Термин «индивидуальный предприниматель» в свою очередь также наделен вполне ясным содержанием в статье 23 ГК РФ.

Названным выше Федеральным законом «О государственной регистрации юридических лиц и индивидуальных предпринимателей» предусмотрена также обязательная фиксация сведений о гражданах, являющихся индивидуальными предпринимателями, в едином государственном реестре индивидуальных предпринимателей.

По указанным причинам невозможны затруднения в установлении круга лиц, являющихся специальными субъектами ответственности по преступлениям, предусмотренным статьями 196 и 197 УК РФ (руководитель юридического лица, учредитель (участник) юридического лица, индивидуальный предприниматель). Однако это суждение справедливо лишь применительно к тем случаям, когда руководитель юридического лица или учредитель (участник) юридического лица являются физическими лицами.

Необходимо иметь в виду, что в силу статьи 66 ГК РФ участниками (учредителями) хозяйственных обществ могут быть юридические лица. Кроме того, как уже отмечалось, в силу действующего законодательства полномочия единоличного исполнительного органа хозяйственного общества могут быть вверены юридическому лицу (управляющей компании).
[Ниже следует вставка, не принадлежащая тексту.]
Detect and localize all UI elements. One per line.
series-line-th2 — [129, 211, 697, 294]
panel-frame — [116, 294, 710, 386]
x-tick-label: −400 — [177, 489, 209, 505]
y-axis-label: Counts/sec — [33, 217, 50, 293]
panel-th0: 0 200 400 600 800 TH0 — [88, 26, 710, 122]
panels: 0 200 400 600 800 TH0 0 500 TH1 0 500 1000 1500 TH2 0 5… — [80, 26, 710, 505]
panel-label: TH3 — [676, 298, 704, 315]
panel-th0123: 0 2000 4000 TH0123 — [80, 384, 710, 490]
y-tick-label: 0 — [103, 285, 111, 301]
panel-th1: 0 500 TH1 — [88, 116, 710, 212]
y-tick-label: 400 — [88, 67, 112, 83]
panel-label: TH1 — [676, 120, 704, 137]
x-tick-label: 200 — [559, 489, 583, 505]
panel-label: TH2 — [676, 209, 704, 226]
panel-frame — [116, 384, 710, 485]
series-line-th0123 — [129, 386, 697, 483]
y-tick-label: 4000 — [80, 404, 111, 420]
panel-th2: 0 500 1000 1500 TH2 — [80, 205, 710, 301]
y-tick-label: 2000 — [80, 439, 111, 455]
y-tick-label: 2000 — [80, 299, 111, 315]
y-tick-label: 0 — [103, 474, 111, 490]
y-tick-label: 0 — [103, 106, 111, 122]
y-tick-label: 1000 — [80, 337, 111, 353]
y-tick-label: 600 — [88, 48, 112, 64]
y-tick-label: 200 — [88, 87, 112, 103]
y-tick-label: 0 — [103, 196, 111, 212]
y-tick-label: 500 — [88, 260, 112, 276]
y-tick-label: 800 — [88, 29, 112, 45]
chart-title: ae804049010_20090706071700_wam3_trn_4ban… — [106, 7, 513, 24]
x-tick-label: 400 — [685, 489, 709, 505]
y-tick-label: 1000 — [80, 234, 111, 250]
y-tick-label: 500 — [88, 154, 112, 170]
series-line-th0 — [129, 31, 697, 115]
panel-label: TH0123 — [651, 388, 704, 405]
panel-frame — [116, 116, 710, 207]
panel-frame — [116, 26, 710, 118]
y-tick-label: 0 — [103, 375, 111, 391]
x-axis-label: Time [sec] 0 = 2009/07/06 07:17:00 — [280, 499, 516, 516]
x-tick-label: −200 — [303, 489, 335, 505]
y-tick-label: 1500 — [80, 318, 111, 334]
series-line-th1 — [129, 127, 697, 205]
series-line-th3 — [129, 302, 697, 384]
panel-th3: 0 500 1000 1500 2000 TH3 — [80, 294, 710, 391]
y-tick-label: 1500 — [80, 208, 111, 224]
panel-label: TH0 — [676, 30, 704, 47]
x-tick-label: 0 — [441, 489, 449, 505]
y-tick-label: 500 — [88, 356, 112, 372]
Таким образом, не исключена ситуация, в которой деяние, упомянутое в статьях 196 и 197 УК РФ (действия, заведомо влекущие неспособность юридического лица в полном объеме удовлетворить требования кредиторов по денежным обязательствам и/или исполнить обязанность по уплате обязательных платежей; заведомо ложное публичное объявление о несостоятельности), совершено не единоличным исполнительным органом юридического лица — физическим лицом, а его директором — юридическим лицом или таким участником общества-банкрота, который при этом является юридическим лицом.

Поскольку в силу статьи 19 УК РФ уголовной ответственности подлежат физические лица, применение статей 196 и 197 УК РФ в подобных ситуациях невозможно.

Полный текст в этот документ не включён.